Occasion nous est donc donnée, céans, grâce au réalisateur Espagnol Jorge Arenillas de bénéficier enfin d'un DVD revenant sur sa carrière (la "seconde partie de celle-ci, l'"européenne", plus particulièrement) qui mêle habilement des bouts d'interviews du principal intéressé, des extraits Live, un accès aux coulisses, à son bureau perso ou bien à de multiples moments captés sur cette fameuse "route" qu'il parcourt inlassablement depuis près de quarante années (pas rien) ; sans oublier de revenir sans fards sur sa vision/version du mythe de la création appliquée au monde "réel", artistiquement et économiquement parlant : "Le rapport des gens à leur passion, celle des musiciens et des écrivains, s'avère être ce qui forme finalement le corps du "produit" ! Par contre, cette "transformation" de tes rêves et sentiments, de tes sentiments profonds par rapport à ta musique, se transforme immanquablement, au bout, en un produit de "divertissement vendable" que les grandes sociétés amortissent, transforment en bénéfices ! Ce qui constitue, au bout du compte, un procédé fortement décourageant... (Elliott).
Outre les musiciens évoqués en amont, il est logique que son guitariste et partenaire privilégié depuis plus de vingt années - le virtuose guitariste français Olivier Durand - soit amplement mis à contribution tout du long, de même que son épouse et actrice Françoise, Gaspard Murphy, son fils (producteur de ses derniers disques et parfois guitariste additionnel sur scène) ou bien son frère Matthew Murphy : bassiste des débuts et partenaire musical privilégié, alors. Si le partis-pris du réalisateur est de clairement laisser de côté (tout en l'évoquant sans faux-semblants ni excès) sa première partie de carrière "Made In USA" fragmentée, l'on notera tout de même que certains manquent cruellement à l'appel ou bien sont trop peu convoqués au coin du parloir à souvenirs : Kenny Margolis (Mink Deville Band), Ernie Brooks (The Modern Lovers), Danny Montgomery (batteur cogneur un temps attitré) ou bien encore, les deux autres membres de son groupe actuel des Normandy All Stars : le placide et inventif batteur Alan Fatras, l'attachant (et doué à la fois) bassiste Laurent Pardo brutalement disparu en toute fin d'année 2016 et qui (nous) manque déjà plus que de raison... du cur, que la raison ignore.

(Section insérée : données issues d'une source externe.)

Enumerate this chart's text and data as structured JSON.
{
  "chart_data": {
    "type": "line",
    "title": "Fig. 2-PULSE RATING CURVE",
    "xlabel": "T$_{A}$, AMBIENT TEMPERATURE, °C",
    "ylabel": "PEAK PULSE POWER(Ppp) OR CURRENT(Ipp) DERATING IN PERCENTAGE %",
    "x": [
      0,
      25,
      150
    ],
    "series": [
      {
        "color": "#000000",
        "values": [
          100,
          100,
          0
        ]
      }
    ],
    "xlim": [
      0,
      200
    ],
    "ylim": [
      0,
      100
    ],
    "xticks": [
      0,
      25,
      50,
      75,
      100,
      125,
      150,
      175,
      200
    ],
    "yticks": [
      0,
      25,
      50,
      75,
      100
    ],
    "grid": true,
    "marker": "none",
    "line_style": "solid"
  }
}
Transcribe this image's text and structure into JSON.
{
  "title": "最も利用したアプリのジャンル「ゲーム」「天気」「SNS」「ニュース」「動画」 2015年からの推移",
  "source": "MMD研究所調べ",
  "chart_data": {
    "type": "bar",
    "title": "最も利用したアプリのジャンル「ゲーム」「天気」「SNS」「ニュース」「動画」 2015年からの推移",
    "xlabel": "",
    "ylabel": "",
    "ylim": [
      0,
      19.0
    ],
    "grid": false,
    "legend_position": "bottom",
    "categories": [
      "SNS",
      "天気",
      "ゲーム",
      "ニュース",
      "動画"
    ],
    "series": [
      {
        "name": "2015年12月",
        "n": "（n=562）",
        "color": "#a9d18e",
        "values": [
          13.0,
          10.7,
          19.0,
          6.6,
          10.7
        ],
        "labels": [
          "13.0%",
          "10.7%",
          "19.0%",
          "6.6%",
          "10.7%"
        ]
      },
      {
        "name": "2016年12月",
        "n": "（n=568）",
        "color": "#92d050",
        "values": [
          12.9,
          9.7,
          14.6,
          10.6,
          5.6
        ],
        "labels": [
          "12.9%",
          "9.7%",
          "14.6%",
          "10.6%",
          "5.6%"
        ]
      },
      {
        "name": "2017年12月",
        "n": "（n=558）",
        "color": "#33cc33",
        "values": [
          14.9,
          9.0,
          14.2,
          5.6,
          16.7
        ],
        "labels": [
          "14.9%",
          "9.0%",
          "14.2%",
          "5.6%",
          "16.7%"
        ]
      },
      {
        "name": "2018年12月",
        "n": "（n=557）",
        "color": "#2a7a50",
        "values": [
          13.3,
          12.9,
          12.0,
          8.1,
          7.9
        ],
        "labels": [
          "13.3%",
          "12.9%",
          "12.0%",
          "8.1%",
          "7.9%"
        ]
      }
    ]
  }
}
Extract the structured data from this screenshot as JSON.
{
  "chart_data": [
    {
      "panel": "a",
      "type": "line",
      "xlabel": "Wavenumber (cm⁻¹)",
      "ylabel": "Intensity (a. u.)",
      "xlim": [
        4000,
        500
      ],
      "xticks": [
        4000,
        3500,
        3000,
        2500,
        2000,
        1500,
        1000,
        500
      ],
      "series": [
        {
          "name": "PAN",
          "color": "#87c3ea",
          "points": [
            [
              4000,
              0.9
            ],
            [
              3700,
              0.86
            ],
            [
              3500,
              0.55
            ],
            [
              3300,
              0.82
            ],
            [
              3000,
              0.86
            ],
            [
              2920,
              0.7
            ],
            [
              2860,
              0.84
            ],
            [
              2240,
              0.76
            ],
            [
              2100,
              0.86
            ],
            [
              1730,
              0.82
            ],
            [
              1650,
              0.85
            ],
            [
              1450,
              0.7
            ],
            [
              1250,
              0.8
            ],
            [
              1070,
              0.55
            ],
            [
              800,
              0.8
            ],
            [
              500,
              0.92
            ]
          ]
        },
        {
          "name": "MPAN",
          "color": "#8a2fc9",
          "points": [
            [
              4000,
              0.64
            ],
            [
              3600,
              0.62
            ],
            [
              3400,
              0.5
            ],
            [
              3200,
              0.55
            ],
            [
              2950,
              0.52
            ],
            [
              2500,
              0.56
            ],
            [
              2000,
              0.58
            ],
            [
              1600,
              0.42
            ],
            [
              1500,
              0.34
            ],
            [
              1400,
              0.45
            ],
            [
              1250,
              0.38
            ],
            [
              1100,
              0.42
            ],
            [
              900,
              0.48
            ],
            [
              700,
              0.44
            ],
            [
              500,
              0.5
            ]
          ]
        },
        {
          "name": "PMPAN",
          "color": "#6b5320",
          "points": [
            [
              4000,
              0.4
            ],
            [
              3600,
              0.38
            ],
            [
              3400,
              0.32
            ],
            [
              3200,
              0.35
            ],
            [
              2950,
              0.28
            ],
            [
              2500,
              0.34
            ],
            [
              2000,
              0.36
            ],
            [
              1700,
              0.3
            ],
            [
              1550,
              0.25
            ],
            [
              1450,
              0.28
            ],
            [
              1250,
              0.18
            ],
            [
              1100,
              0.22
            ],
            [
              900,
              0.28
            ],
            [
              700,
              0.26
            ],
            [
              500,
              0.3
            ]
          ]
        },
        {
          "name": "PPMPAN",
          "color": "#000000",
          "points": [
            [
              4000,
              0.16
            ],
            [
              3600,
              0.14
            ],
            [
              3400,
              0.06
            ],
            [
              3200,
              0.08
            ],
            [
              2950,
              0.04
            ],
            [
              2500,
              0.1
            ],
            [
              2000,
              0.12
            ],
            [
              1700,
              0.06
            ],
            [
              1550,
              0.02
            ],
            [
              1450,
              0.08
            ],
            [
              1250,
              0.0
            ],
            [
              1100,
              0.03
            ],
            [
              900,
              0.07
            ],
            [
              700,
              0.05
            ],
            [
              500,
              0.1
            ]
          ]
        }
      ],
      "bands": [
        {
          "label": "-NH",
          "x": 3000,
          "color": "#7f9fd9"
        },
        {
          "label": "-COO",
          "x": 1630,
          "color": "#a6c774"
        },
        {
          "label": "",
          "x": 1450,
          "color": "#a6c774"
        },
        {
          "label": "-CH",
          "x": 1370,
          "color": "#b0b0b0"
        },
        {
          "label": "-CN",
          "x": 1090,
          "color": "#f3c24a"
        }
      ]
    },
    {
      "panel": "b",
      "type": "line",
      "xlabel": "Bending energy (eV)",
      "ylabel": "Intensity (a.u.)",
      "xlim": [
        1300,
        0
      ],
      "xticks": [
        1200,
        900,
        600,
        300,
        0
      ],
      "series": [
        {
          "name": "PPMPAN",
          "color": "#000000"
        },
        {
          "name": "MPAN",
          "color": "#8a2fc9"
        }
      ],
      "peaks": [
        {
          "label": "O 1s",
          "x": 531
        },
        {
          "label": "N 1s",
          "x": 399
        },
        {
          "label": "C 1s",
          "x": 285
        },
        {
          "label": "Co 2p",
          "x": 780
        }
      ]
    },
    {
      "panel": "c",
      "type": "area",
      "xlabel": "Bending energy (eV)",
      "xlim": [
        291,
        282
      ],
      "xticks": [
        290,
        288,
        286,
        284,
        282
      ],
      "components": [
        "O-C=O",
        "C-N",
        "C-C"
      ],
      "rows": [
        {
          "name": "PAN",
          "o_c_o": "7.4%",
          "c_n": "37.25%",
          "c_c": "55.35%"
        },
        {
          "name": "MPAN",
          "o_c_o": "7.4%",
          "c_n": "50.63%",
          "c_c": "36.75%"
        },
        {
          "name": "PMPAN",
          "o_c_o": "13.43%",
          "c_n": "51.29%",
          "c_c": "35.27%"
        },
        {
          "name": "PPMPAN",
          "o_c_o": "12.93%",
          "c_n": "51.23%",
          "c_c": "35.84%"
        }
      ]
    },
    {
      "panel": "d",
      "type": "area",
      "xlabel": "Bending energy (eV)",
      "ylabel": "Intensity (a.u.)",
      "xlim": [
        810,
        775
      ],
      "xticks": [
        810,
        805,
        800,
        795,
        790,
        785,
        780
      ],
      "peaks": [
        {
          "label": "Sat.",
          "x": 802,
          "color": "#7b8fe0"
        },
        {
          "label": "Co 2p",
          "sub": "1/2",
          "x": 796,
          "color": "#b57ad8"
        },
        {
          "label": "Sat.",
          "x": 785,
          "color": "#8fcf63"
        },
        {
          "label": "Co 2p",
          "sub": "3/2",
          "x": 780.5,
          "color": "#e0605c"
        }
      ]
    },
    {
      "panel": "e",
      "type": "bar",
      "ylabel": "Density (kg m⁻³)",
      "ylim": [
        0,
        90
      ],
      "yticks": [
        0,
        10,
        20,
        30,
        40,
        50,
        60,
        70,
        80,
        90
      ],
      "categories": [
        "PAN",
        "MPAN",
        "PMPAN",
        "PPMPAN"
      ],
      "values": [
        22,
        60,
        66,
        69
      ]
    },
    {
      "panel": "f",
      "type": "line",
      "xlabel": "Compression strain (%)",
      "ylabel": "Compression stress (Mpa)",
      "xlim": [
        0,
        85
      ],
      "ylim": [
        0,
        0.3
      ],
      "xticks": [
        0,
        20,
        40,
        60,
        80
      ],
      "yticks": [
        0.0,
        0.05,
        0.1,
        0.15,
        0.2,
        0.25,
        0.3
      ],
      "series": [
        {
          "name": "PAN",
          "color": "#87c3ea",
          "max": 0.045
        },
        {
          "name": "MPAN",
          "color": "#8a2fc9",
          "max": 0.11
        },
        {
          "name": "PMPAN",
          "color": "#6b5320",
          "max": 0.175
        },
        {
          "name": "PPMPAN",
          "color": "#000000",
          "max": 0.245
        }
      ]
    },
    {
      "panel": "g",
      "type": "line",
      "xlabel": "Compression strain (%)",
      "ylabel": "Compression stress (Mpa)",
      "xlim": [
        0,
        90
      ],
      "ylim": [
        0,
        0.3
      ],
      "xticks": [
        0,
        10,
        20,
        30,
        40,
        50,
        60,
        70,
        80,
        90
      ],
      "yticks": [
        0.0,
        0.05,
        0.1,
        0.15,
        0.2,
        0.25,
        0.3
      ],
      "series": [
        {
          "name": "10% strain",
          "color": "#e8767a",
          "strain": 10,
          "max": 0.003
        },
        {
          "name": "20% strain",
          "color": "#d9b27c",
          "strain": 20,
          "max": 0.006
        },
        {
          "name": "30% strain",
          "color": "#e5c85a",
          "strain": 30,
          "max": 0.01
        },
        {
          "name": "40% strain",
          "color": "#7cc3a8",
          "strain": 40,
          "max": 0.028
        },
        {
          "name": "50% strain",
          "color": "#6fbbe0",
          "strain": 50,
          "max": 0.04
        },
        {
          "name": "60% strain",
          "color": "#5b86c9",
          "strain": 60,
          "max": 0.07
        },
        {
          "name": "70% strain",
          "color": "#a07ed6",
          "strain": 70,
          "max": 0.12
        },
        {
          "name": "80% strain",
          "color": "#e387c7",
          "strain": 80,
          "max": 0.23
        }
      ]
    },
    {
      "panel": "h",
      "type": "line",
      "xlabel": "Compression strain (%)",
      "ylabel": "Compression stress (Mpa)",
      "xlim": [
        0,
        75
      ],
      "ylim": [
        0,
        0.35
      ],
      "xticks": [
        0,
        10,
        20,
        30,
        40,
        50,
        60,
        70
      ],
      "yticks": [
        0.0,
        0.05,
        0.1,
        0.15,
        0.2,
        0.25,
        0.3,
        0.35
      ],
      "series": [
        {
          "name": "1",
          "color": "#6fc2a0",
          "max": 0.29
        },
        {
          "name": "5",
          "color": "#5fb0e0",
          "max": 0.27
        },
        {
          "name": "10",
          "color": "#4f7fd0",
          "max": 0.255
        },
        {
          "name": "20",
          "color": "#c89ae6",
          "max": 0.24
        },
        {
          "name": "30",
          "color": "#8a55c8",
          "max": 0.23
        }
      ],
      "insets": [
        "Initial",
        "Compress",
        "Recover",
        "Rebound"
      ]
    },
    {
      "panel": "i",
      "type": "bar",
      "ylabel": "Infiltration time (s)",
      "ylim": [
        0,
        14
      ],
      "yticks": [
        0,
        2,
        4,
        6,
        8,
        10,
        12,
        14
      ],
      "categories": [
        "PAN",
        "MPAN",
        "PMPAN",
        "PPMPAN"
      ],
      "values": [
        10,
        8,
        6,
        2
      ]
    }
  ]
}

En dépit de sous-titres Français parfois un rien "limites", au moment d'imager (plus que de traduire) les bons mots du musicien et les paroles bien troussées de ses chansons, l'ensemble fonctionne et coule, sans forcer jamais, renseigne et interpelle tout du long, atteint au mieux son but initial. Au chapitre des bonnes surprises apportées par cette sortie vidéo officielle (Cameo Video), l'ajout d'un concert quasi complet (en BONUS) donné en duo à Bilbao en Janvier 2015 aux côtés de son Durand de complice : concert mettant en exergue l'extrême complicité qui lie les deux protagonistes sur scène et qui tombe à point nommé pour nous rappeler, "hymnes intemporels" et grands classiques Live, aidant - Last Of The Rock Stars, On Elvis Presley's Birthday, You Never Know What You're In For, Take Your Love Away, Hangin'Out, Sonny, Just A Story From America - à quel point l'homme est précieux et son uvre, d'exception.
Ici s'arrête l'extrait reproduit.